In a six-part SMT assembly series, we discussed the advantages of using fine powder solder pastes to improve process yields for stencil printing, especially in areas where the area ratio is below 0.66.

Because ~60% of solder defects typically occur at the printer, it is vital to success to focus on stencil printing. If insufficient paste is deposited, as is generally the case when observing these small apertures, the process has failed at the initial step in the SMT assembly, and rework is inevitable.

Finer powder solder pastes can help overcome the 0.66 constraint. However, as with most changes, there is a trade-off—reflow of these materials becomes more challenging.



Figure 1

As we investigate, the reasons are understandable.
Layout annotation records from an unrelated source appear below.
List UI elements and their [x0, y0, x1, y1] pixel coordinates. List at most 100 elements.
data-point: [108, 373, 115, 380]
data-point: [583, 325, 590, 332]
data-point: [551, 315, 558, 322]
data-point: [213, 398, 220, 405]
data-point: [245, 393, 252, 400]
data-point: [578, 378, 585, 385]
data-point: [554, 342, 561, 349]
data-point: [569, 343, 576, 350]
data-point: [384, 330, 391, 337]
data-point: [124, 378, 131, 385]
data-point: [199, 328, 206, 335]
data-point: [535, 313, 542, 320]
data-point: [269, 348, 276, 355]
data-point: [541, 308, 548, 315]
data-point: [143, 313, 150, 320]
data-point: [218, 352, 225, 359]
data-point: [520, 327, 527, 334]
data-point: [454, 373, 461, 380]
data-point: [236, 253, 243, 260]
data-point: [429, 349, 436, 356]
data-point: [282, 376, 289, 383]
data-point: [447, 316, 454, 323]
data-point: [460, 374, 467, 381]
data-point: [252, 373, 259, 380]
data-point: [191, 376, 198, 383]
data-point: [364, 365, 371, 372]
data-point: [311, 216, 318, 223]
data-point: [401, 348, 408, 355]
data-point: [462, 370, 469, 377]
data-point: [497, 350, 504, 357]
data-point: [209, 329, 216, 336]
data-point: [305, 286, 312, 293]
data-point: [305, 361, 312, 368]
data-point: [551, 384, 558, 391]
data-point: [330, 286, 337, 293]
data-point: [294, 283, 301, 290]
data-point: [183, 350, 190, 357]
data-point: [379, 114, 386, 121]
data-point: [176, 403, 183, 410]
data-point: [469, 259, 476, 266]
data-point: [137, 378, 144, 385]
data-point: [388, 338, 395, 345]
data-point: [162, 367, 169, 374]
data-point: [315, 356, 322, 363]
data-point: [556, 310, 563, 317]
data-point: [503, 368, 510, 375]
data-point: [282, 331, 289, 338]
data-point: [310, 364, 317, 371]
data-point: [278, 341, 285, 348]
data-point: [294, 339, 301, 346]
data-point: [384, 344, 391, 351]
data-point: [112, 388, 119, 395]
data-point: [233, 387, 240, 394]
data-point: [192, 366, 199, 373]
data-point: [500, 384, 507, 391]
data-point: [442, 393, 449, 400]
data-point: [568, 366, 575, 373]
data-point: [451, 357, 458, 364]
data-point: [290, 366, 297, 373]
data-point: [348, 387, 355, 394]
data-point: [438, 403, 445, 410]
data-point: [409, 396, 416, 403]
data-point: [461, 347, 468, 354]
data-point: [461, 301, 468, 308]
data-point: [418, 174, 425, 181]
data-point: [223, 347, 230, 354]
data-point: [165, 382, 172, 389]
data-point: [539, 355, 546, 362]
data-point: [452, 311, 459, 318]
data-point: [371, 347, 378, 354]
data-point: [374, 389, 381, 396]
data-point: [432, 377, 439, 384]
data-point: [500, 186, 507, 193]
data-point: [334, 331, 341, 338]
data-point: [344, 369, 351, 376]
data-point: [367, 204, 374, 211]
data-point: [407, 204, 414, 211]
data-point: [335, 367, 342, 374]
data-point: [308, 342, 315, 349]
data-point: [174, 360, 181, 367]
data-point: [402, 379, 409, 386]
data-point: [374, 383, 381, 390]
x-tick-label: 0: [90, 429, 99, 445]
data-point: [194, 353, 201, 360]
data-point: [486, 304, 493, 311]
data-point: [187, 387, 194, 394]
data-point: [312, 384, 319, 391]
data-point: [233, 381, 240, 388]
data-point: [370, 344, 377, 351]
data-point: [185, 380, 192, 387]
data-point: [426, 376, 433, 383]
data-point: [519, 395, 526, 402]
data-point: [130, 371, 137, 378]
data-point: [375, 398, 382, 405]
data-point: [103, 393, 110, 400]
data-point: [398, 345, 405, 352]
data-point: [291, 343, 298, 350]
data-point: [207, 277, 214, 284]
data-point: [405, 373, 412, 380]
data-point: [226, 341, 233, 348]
First, as the particle size decreases, the total surface area (surface area exposed) for the same volume of solder paste increases. This increase in total surface area also means an increase in total surface oxide and the demand on the flux increases to remove those oxides. Second, as illustrated in Figure 1, the reason for choosing a finer powder solder paste is to print smaller apertures with challenging area ratios. As we read the chart from right to left, it can be seen that the ratio of available flux to the surface area exposed decreases as we move from an 18mil aperture to 6mil.

In other words there are two issues at work against us in reflowing finer powder solder pastes. The first is increased surface oxide within the paste itself. The second issue is the physical size of the solder paste deposit, which is smaller with less flux available and therefore, is much more sensitive to the oven environment.

Because of this we begin to experience solder defects associated with flux exhaustion: graping, head-in-pillow, de-wetting, solder balls, dull solder joints, and/or poor fillets.

With that said, anything we can do to diminish the total heat input will increase our process window for success. In other words, when possible and within reason:

  • reduce the peak temperature
  • shorten the time above liquidus
  • shorten the total time in the heating portion of oven
  • move as close as possible to a ramp to peak profile vs. soak profile

Again, remember these very small paste deposits are very sensitive to the oven environment.

Here are some basic tips. The preheat portion of the profile conditions the solder paste prior to reducing surface oxides and actual reflow. Ramping too quickly while the paste is still solvent-rich can cause small “explosions” and create solder balls/beads and flux spatter. Ramping too slowly and utilizing longer soaks can cause the paste to be exhausted prematurely. A ramp rate (not max(+)slope), or, should I say, an average rate from ambient to peak temperature of 1°C/s is a happy medium and makes the math quite easy; the assembly begins at an ambient temperature of 25°C and reflows at 245°C for Pb-free solder, a delta of 220 degrees. A ramp rate of 1°C/s means 220 degrees equals 220s or 3 minutes and 40 seconds; 4 minutes is a good target. The ramp rate can be adjusted by the conveyor speed, which is the total length of the heating portion of the oven divided by 4 minutes, giving us the belt speed. Fortunately, our BTU oven is 100 inches and equates to a belt speed of 25ipm (inches per minute).

Most oven manufactures suggest that the first zone be not less than 100°C to reduce flux vapors (condensation point). I prefer to start out less than 120°C to reduce solder paste “explosions” (large assemblies are an exception). I like to use the same delta between oven zones to create a gradual ramp (it also helps reduce delta T between components). An example is 110/130/150/170/190/210/230/250 and a belt speed of 25ipm (for our BTU oven suggested above) for a fairly simple board measuring 8" x 10" x 0.062" with a peak temperature at 235-245°C and time above liquidus of 45-70 seconds.

Of course, these are optimal settings and serve only as guidelines. There are always challenges such as very thick PCBs, large components, and very small components that require different soak profiles, longer total time in the oven, etc.